Credit for both images: NASA, ESA, Caryl Gronwall/Penn State

 

The astronomers undertook four types of observations to find and characterize the objects they were seeking. They performed the first step -- actually finding amid all the visible objects of deep space those galaxies that emit ultraviolet light in the Lyman-alpha range - using the Blanco four-meter telescope at the National Science Foundation's Cerro Tololo Inter-American Observatory in Chile. To measure their distance, they used the Magellan Telescope at Las Campanas Observatory, also in Chile, to measure redshift -- an effect that shows how fast an object is receding from view due to a rapidly expanding universe. (The redshift at which they studied these galaxies is 3.1.) To determine how many stars are in the galaxies, they used the NASA Spitzer Space Telescope's Infrared Array Camera. And to determine how big the galaxies are, they used the NASA Hubble Space Telescope's Advanced Camera for Surveys.

"Astronomy has long used a model where big surveys are followed by detailed studies of the interesting objects they find," said Nigel Sharp, program officer in NSF's Division of Astronomical Sciences. "This work nicely couples the large-area, wide-field view of our ground-based telescope with the sharp focus of the Hubble to probe to the faintest light levels. This team has come the closest yet to finding young galaxies that resemble our own Milky Way in its infancy."

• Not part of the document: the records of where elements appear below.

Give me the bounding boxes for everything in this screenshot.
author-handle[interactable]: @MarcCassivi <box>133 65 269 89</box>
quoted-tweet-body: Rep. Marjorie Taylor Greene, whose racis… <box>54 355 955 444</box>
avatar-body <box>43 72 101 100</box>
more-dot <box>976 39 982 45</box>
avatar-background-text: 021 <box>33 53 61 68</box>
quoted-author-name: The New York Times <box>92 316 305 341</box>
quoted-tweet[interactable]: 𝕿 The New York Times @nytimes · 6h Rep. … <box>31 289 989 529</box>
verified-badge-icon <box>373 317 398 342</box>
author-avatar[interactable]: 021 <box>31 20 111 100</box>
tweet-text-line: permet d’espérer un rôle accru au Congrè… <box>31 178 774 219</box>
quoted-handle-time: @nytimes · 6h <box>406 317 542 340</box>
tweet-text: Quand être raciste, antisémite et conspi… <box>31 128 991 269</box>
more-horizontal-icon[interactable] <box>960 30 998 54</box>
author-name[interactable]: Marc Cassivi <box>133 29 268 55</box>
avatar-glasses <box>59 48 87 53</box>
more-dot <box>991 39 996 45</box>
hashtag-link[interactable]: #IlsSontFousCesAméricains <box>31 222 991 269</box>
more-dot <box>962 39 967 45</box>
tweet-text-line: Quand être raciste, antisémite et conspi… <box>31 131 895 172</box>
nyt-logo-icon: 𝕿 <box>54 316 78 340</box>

Additional study participants are Robin Ciardullo at Penn State; Harold Francke and Paulina Lira at Universidad de Chile; C. Megan Urry, Pieter van Dokkum and Shanil Virani at Yale; Kamson Lai, Giovanni Fazio and Jia-Sheng Huang at Harvard, Kevin Schawinski at Oxford; Alvaro Orsi, Felipe Barrientos, Leopoldo Infante and Nelson Padilla at Pontificia Universidad Católica de Chile; Ryan Quadri and Edward Taylor at Leiden Observatory; John Feldmeier at Youngstown State; Ezequiel Treister at the European Southern Observatory; and Guillermo Blanc at the University of Texas at Austin. Additional members of MUSYC are listed at http://www.astro.yale.edu/MUSYC.

The research was funded by grants from NSF, including an Astronomy and Astrophysics Postdoctoral Fellowship, and from NASA's Hubble Space Telescope and NASA's Spitzer Space Telescope. The Cerro Tololo Inter-American Observatory is part of the National Optical Astronomical Observatory, funded by NSF and operated by the Association of Universities for Research in Astronomy. The Spitzer Space Telescope is managed by the NASA Jet Propulsion Laboratory and CalTech. The Hubble Space Telescope is managed by the NASA Goddard Space Flight Center and science programs are managed by the Space Telescope Science Institute.